- In Part I, we looked at how standards get selected for item development.
- Then, in Part II, we watched with bated breath while items were born.
- In the enthralling final chapter, also known as Part III, we examined the ways items get poked and prodded before they are placed into a test bank for use.
- But wait! There's more. A bonus post on how a test gets put together, including all the statistical goodies.
Imagine, if you will, a continuum of performance:
This could be any size scale that you like. I seem to remember Rick Stiggins saying that research had shown that we lose the ability to discriminate amongst anything more than 7 different categories. Most rubrics tend to have 3 or 4 levels, so we'll choose a 4-point scale for our discussion here:
Now, imagine a set of student work---perhaps they are explanations of how to solve a math problem or detail an experimental design or maybe it's even an essay about Shakespeare. Whatever. Unless there's been some looky-looing, no two student performances will be identical. Sure, all of the kids could write answers that score well, but that doesn't mean that they use the exact same words, organization, or other features you are looking for. They will be spread out across the "range" of the scale. Your job as a rangefinder is to determine two things.
First, you want to look at the work and decide what is acceptable within each score point. I know, I know. From 1 to 2 looks like an easy jump. But it's not.
There's a lot of space between points. What is the least best "1" a student could earn...so barely a "1" that it's killing you that a piece of work even gets that much attention---what would it look like? What about a "middle" and a "high" 1? It is astounding how a one word change in your scoring tool (or even a one word swap in an answer) makes all the difference in how an artifact of student learning performs against the standards.
And then, there are these questions to answer:
What is the difference between a "high 1" and a "low 2"? How do you officially draw the line between score points?

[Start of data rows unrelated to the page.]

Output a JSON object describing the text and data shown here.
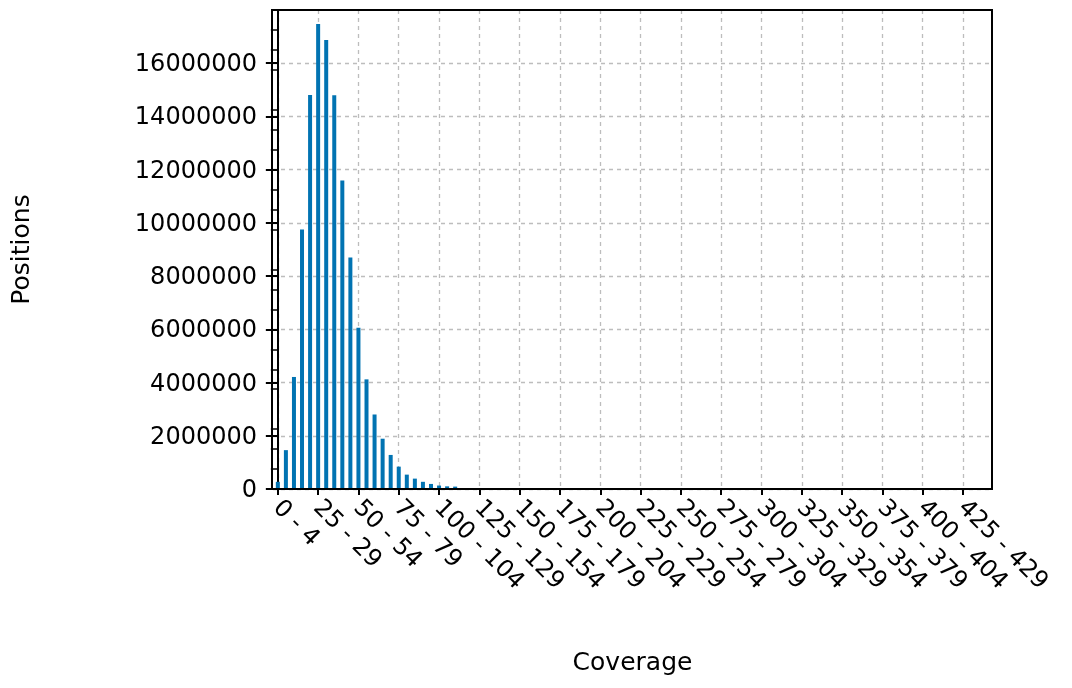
{
  "chart_data": {
    "type": "bar",
    "xlabel": "Coverage",
    "ylabel": "Positions",
    "categories": [
      "0 - 4",
      null,
      null,
      null,
      null,
      "25 - 29",
      null,
      null,
      null,
      null,
      "50 - 54",
      null,
      null,
      null,
      null,
      "75 - 79",
      null,
      null,
      null,
      null,
      "100 - 104",
      null,
      null,
      null,
      null,
      "125 - 129",
      null,
      null,
      null,
      null,
      "150 - 154",
      null,
      null,
      null,
      null,
      "175 - 179",
      null,
      null,
      null,
      null,
      "200 - 204",
      null,
      null,
      null,
      null,
      "225 - 229",
      null,
      null,
      null,
      null,
      "250 - 254",
      null,
      null,
      null,
      null,
      "275 - 279",
      null,
      null,
      null,
      null,
      "300 - 304",
      null,
      null,
      null,
      null,
      "325 - 329",
      null,
      null,
      null,
      null,
      "350 - 354",
      null,
      null,
      null,
      null,
      "375 - 379",
      null,
      null,
      null,
      null,
      "400 - 404",
      null,
      null,
      null,
      null,
      "425 - 429"
    ],
    "values": [
      270000,
      1460000,
      4210000,
      9750000,
      14810000,
      17470000,
      16870000,
      14800000,
      11590000,
      8700000,
      6060000,
      4120000,
      2800000,
      1890000,
      1280000,
      840000,
      540000,
      390000,
      270000,
      190000,
      130000,
      100000,
      90000,
      0,
      0,
      0,
      0,
      0,
      0,
      0,
      0,
      0,
      0,
      0,
      0,
      0,
      0,
      0,
      0,
      0,
      0,
      0,
      0,
      0,
      0,
      0,
      0,
      0,
      0,
      0,
      0,
      0,
      0,
      0,
      0,
      0,
      0,
      0,
      0,
      0,
      0,
      0,
      0,
      0,
      0,
      0,
      0,
      0,
      0,
      0,
      0,
      0,
      0,
      0,
      0,
      0,
      0,
      0,
      0,
      0,
      0,
      0,
      0,
      0,
      0,
      0
    ],
    "color": "#0173b2",
    "ylim": [
      0,
      18000000
    ],
    "yticks": [
      0,
      2000000,
      4000000,
      6000000,
      8000000,
      10000000,
      12000000,
      14000000,
      16000000
    ],
    "grid": true
  }
}
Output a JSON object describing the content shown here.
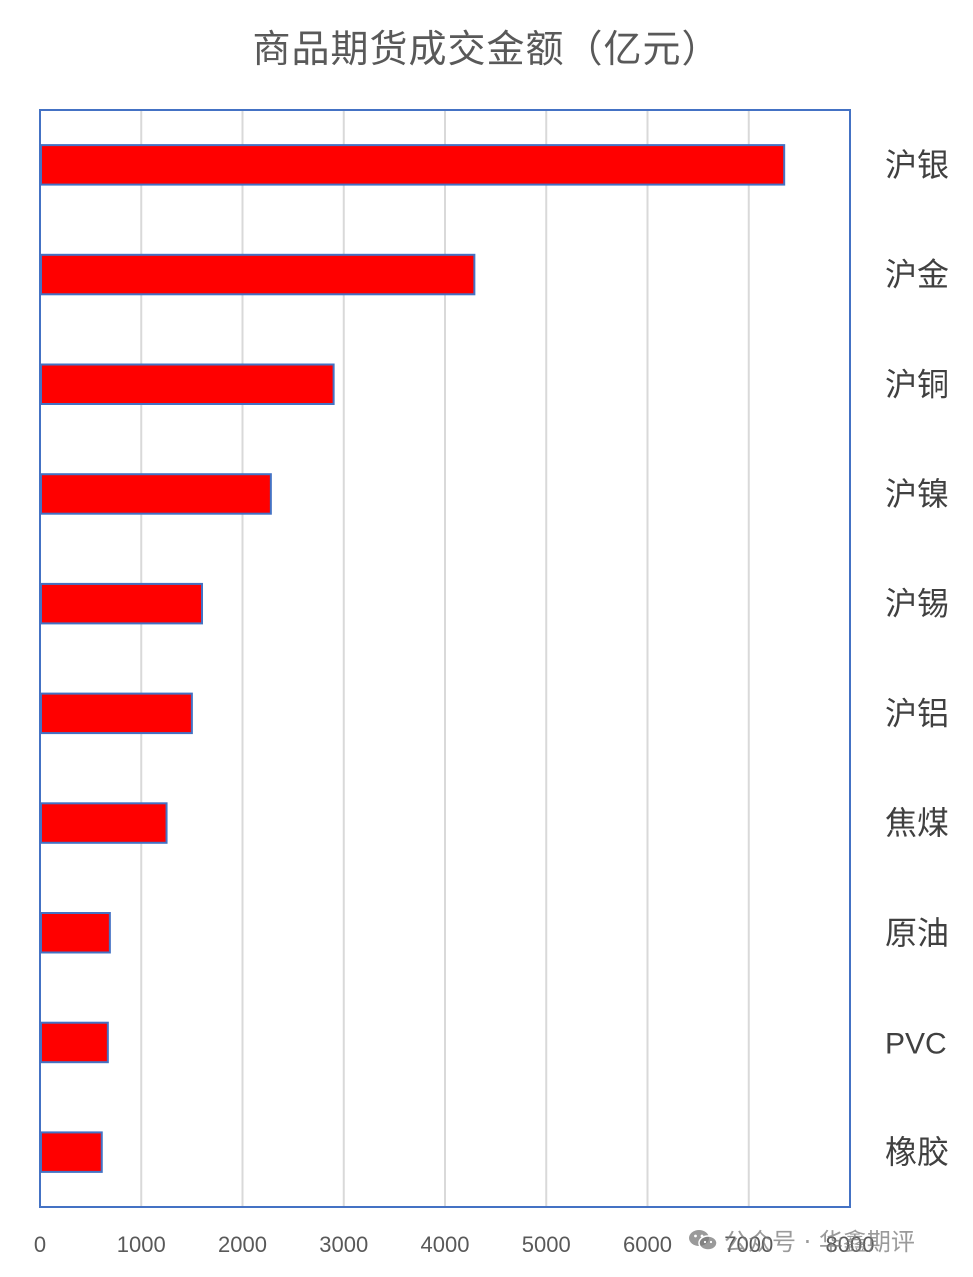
{
  "chart_data": {
    "type": "bar",
    "orientation": "horizontal",
    "title": "商品期货成交金额（亿元）",
    "categories": [
      "沪银",
      "沪金",
      "沪铜",
      "沪镍",
      "沪锡",
      "沪铝",
      "焦煤",
      "原油",
      "PVC",
      "橡胶"
    ],
    "values": [
      7350,
      4290,
      2900,
      2280,
      1600,
      1500,
      1250,
      690,
      670,
      610
    ],
    "xlim": [
      0,
      8000
    ],
    "xticks": [
      "0",
      "1000",
      "2000",
      "3000",
      "4000",
      "5000",
      "6000",
      "7000",
      "8000"
    ],
    "grid": true,
    "category_axis_side": "right",
    "bar_color": "#FF0000",
    "bar_border_color": "#4472C4",
    "frame_color": "#4472C4",
    "grid_color": "#D9D9D9"
  },
  "watermark": {
    "icon": "wechat-icon",
    "text": "公众号 · 华鑫期评"
  }
}
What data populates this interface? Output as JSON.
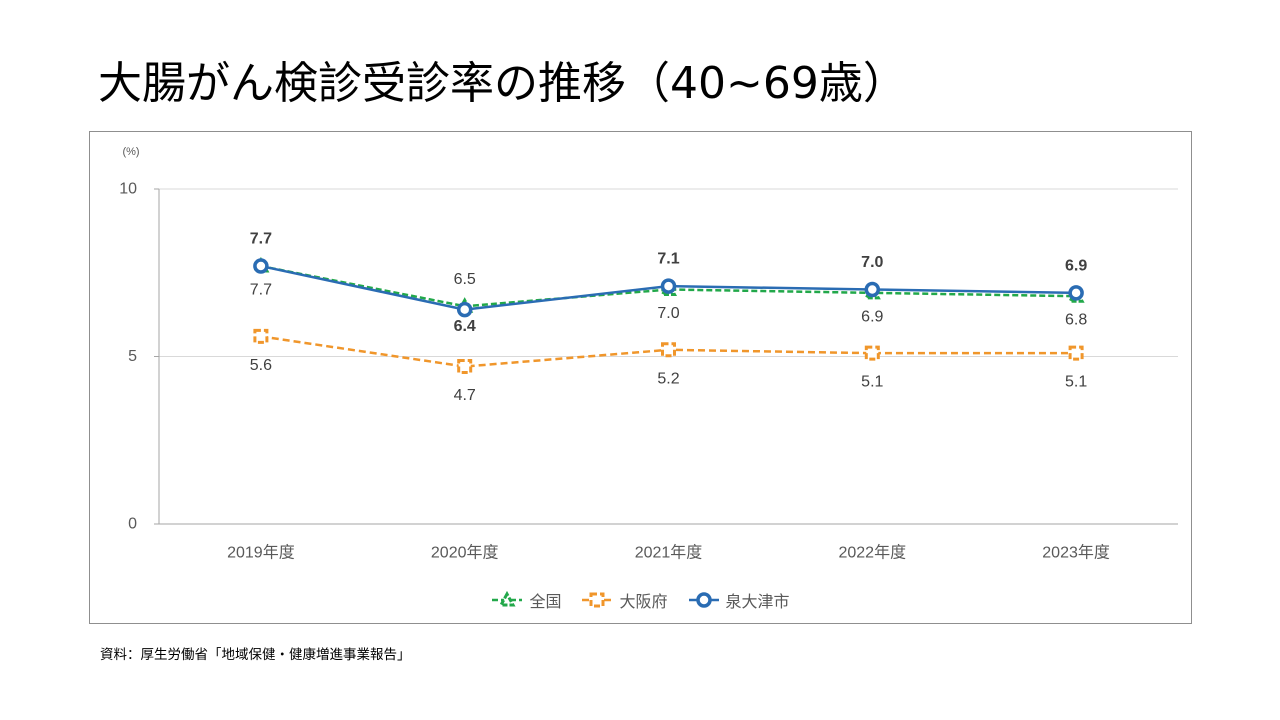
{
  "slide": {
    "source": "資料：厚生労働省「地域保健・健康増進事業報告」"
  },
  "chart_data": {
    "type": "line",
    "title": "大腸がん検診受診率の推移（40~69歳）",
    "ylabel": "(%)",
    "categories": [
      "2019年度",
      "2020年度",
      "2021年度",
      "2022年度",
      "2023年度"
    ],
    "ylim": [
      0,
      10
    ],
    "yticks": [
      0,
      5,
      10
    ],
    "grid": true,
    "legend": "bottom",
    "series": [
      {
        "name": "全国",
        "values": [
          7.7,
          6.5,
          7.0,
          6.9,
          6.8
        ],
        "color": "#22A84A",
        "line": "dashed",
        "marker": "triangle"
      },
      {
        "name": "大阪府",
        "values": [
          5.6,
          4.7,
          5.2,
          5.1,
          5.1
        ],
        "color": "#F0962B",
        "line": "dashed",
        "marker": "square"
      },
      {
        "name": "泉大津市",
        "values": [
          7.7,
          6.4,
          7.1,
          7.0,
          6.9
        ],
        "color": "#2A6CB3",
        "line": "solid",
        "marker": "circle"
      }
    ]
  }
}
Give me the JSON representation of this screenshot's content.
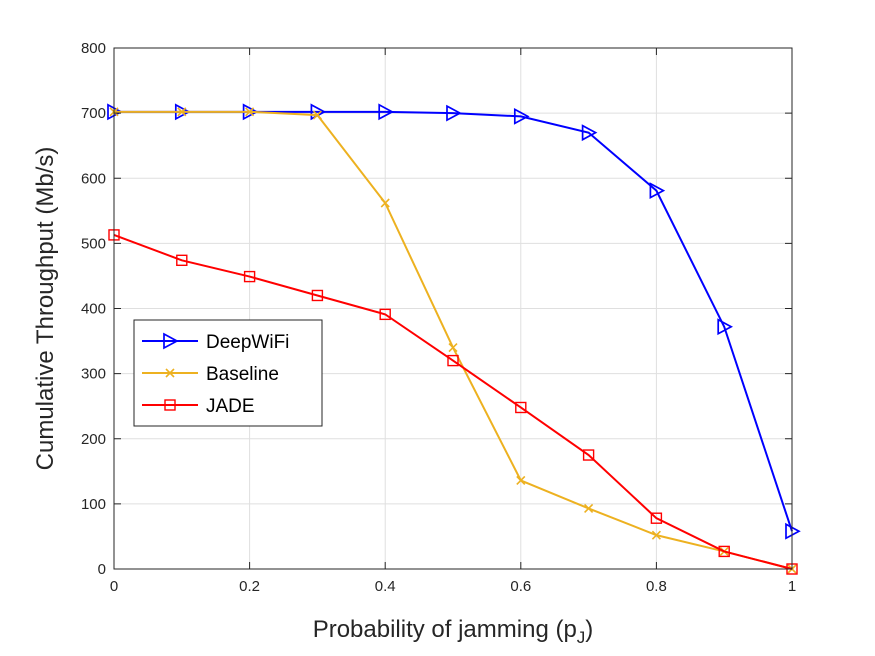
{
  "chart_data": {
    "type": "line",
    "title": "",
    "xlabel": "Probability of jamming (p",
    "xlabel_subscript": "J",
    "xlabel_suffix": ")",
    "ylabel": "Cumulative Throughput (Mb/s)",
    "xlim": [
      0,
      1
    ],
    "ylim": [
      0,
      800
    ],
    "xticks": [
      0,
      0.2,
      0.4,
      0.6,
      0.8,
      1
    ],
    "xtick_labels": [
      "0",
      "0.2",
      "0.4",
      "0.6",
      "0.8",
      "1"
    ],
    "yticks": [
      0,
      100,
      200,
      300,
      400,
      500,
      600,
      700,
      800
    ],
    "ytick_labels": [
      "0",
      "100",
      "200",
      "300",
      "400",
      "500",
      "600",
      "700",
      "800"
    ],
    "grid": true,
    "legend_position": "middle-left",
    "x": [
      0,
      0.1,
      0.2,
      0.3,
      0.4,
      0.5,
      0.6,
      0.7,
      0.8,
      0.9,
      1.0
    ],
    "series": [
      {
        "name": "DeepWiFi",
        "color": "#0000ff",
        "marker": "triangle-right",
        "values": [
          702,
          702,
          702,
          702,
          702,
          700,
          695,
          670,
          581,
          372,
          58
        ]
      },
      {
        "name": "Baseline",
        "color": "#edb120",
        "marker": "x",
        "values": [
          702,
          702,
          702,
          697,
          562,
          340,
          136,
          93,
          52,
          27,
          0
        ]
      },
      {
        "name": "JADE",
        "color": "#ff0000",
        "marker": "square",
        "values": [
          513,
          474,
          449,
          420,
          391,
          320,
          248,
          175,
          78,
          27,
          0
        ]
      }
    ]
  }
}
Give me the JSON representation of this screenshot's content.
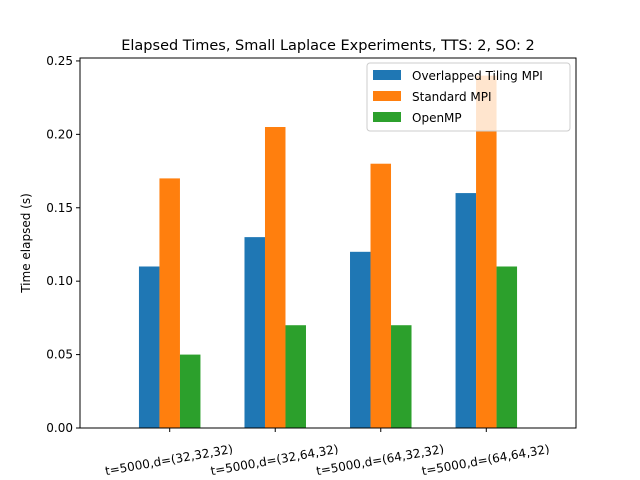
{
  "chart_data": {
    "type": "bar",
    "title": "Elapsed Times, Small Laplace Experiments, TTS: 2, SO: 2",
    "xlabel": "",
    "ylabel": "Time elapsed (s)",
    "categories": [
      "t=5000,d=(32,32,32)",
      "t=5000,d=(32,64,32)",
      "t=5000,d=(64,32,32)",
      "t=5000,d=(64,64,32)"
    ],
    "series": [
      {
        "name": "Overlapped Tiling MPI",
        "color": "#1f77b4",
        "values": [
          0.11,
          0.13,
          0.12,
          0.16
        ]
      },
      {
        "name": "Standard MPI",
        "color": "#ff7f0e",
        "values": [
          0.17,
          0.205,
          0.18,
          0.24
        ]
      },
      {
        "name": "OpenMP",
        "color": "#2ca02c",
        "values": [
          0.05,
          0.07,
          0.07,
          0.11
        ]
      }
    ],
    "ylim": [
      0,
      0.252
    ],
    "yticks": [
      "0.00",
      "0.05",
      "0.10",
      "0.15",
      "0.20",
      "0.25"
    ],
    "ytick_values": [
      0,
      0.05,
      0.1,
      0.15,
      0.2,
      0.25
    ],
    "grid": false,
    "legend_position": "top-right"
  }
}
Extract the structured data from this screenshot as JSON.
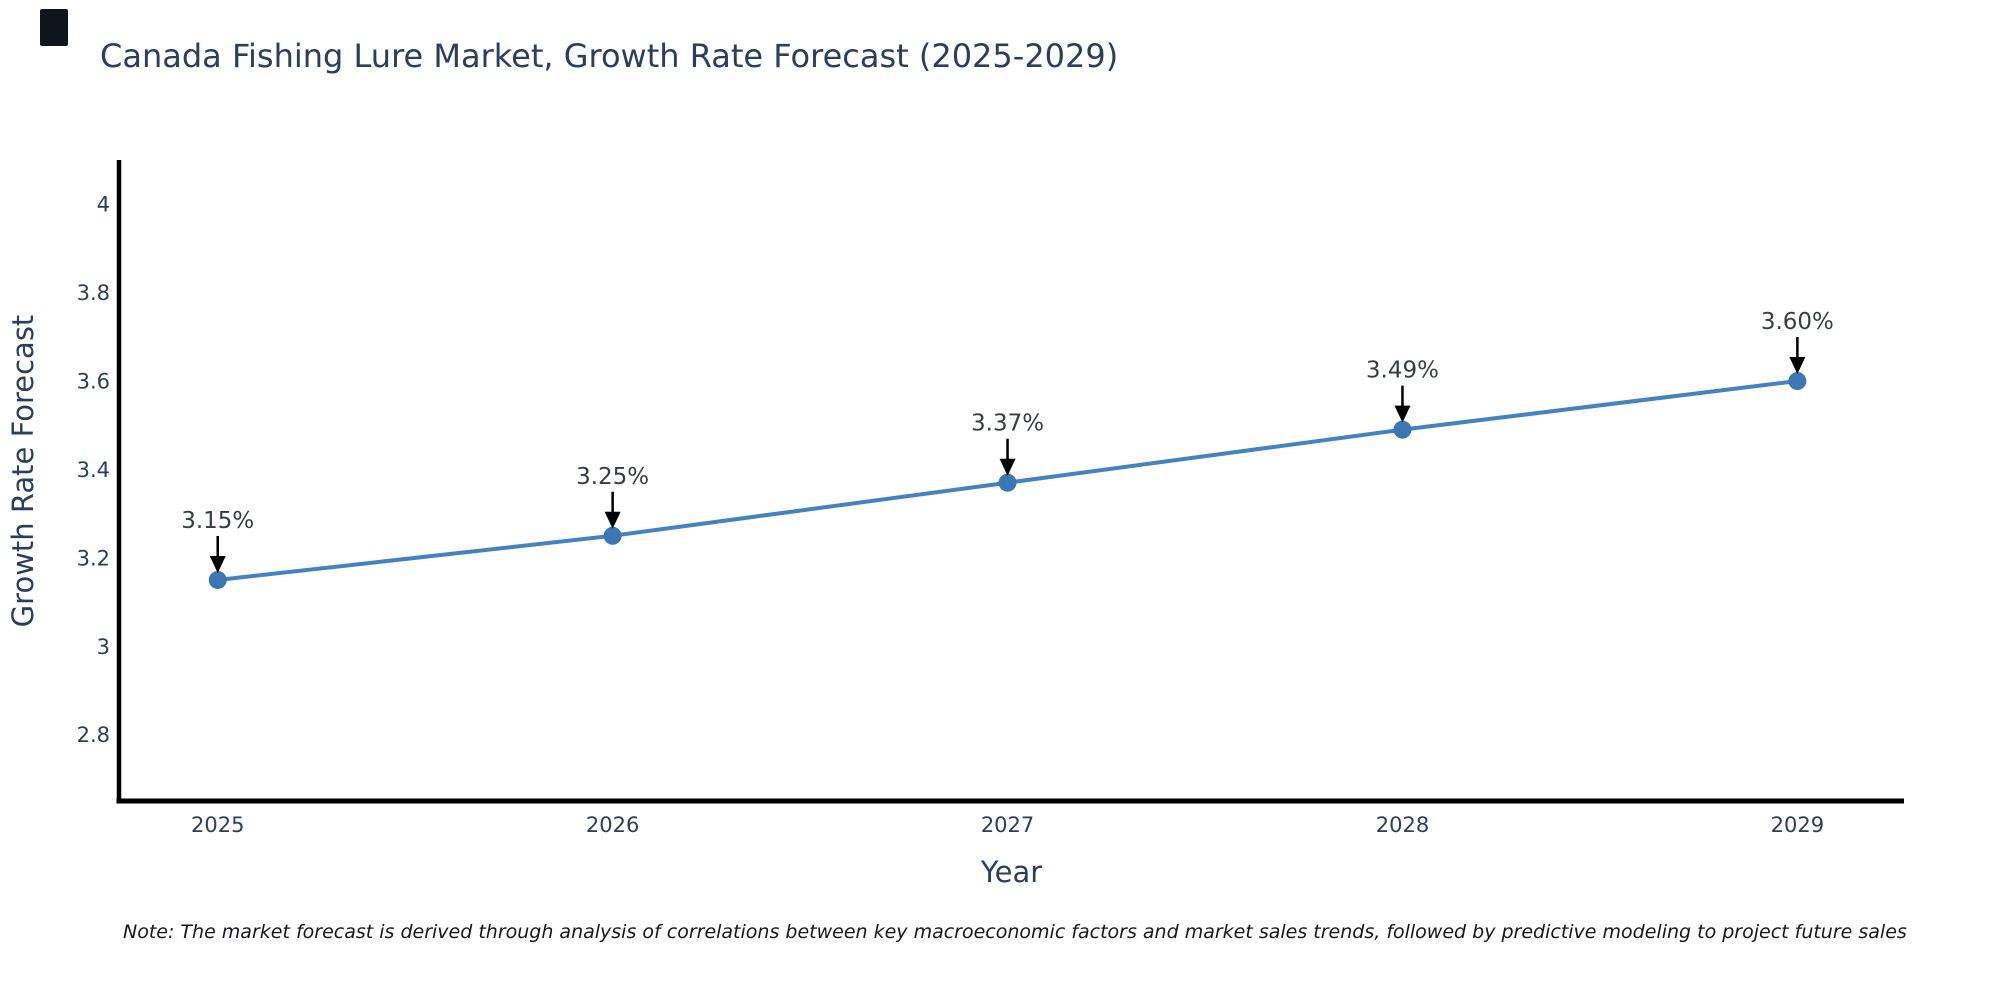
{
  "header": {
    "title": "Canada Fishing Lure Market, Growth Rate Forecast (2025-2029)"
  },
  "footnote": {
    "text": "Note: The market forecast is derived through analysis of correlations between key macroeconomic factors and market sales trends, followed by predictive modeling to project future sales"
  },
  "decorations": {
    "cursor_block_color": "#10141c"
  },
  "chart_data": {
    "type": "line",
    "title": "Canada Fishing Lure Market, Growth Rate Forecast (2025-2029)",
    "xlabel": "Year",
    "ylabel": "Growth Rate Forecast",
    "x": [
      2025,
      2026,
      2027,
      2028,
      2029
    ],
    "y": [
      3.15,
      3.25,
      3.37,
      3.49,
      3.6
    ],
    "point_labels": [
      "3.15%",
      "3.25%",
      "3.37%",
      "3.49%",
      "3.60%"
    ],
    "xtick_labels": [
      "2025",
      "2026",
      "2027",
      "2028",
      "2029"
    ],
    "ytick_values": [
      4,
      3.8,
      3.6,
      3.4,
      3.2,
      3,
      2.8
    ],
    "ytick_labels": [
      "4",
      "3.8",
      "3.6",
      "3.4",
      "3.2",
      "3",
      "2.8"
    ],
    "xlim": [
      2024.75,
      2029.27
    ],
    "ylim": [
      2.65,
      4.1
    ],
    "grid": false,
    "legend": false,
    "line_color": "#4383c2",
    "marker_color": "#3a77b4",
    "axis_line_color": "#000000",
    "tick_text_color": "#2a3f5f",
    "axis_title_color": "#2a3f5f",
    "annotation_text_color": "#383d45",
    "annotation_arrow_color": "#000000"
  }
}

Sometimes, sets of papers illustrating each point are put together prior to rangefinding. Other times---especially if it is a brand-new type of item or assessment---a rangefinding committee might look at groups of papers, order them from best to not-so-best, then determine the score points and refine the scoring tool. My group? I pulled a few samples I thought were interesting. We used those to calibrate amongst one another and tweak the scoring guide---then we applied it to every single sample that was turned in, sifting out exemplars and finalizing the scoring guide.
There can be a variety of outcomes of these conversations. Sometimes, you develop some additional scoring rules to clarify how the rubric is applied. You will want to find samples to use as exemplars. These are sets of papers which clearly illustrate how to apply the rubric (or in some cases, represent "tricky" papers that get people into the nuances of scoring).
I can hear some of you. You're saying, "Who the heck cares about this crap?" Most of us educators don't---unless the test is big enough. We just don't have the resources to deal with this for every item that will cross a student's desk. At a state level, where you might be scoring tens of thousands of student responses (or a national level, like the SAT or AP), rangefinding becomes important for validity reasons. And, in fact, the legislation which required the development of the assessments I'm working on also mandates that they be able to be "consistently scored" by educators. We must be able to have a water-tight scoring tool that a fourth-grade teacher (for example) in any classroom in the state can pick up and use---and get the same scores as any other teacher looking at the same work. But to do that, we first have to see what kids do with a prompt. We have to set them loose upon an assessment, then reel in the products and see how they look along the scoring tool we developed. It is inspiring to see all the creative things kids do...all the unanticipated ways they interpreted directions...or how many papers you end up shaking a fist at (or cheering for).
Get thee to a rangefinding event. You'll never look at classroom work the same way again---and for all sorts of wonderful reasons.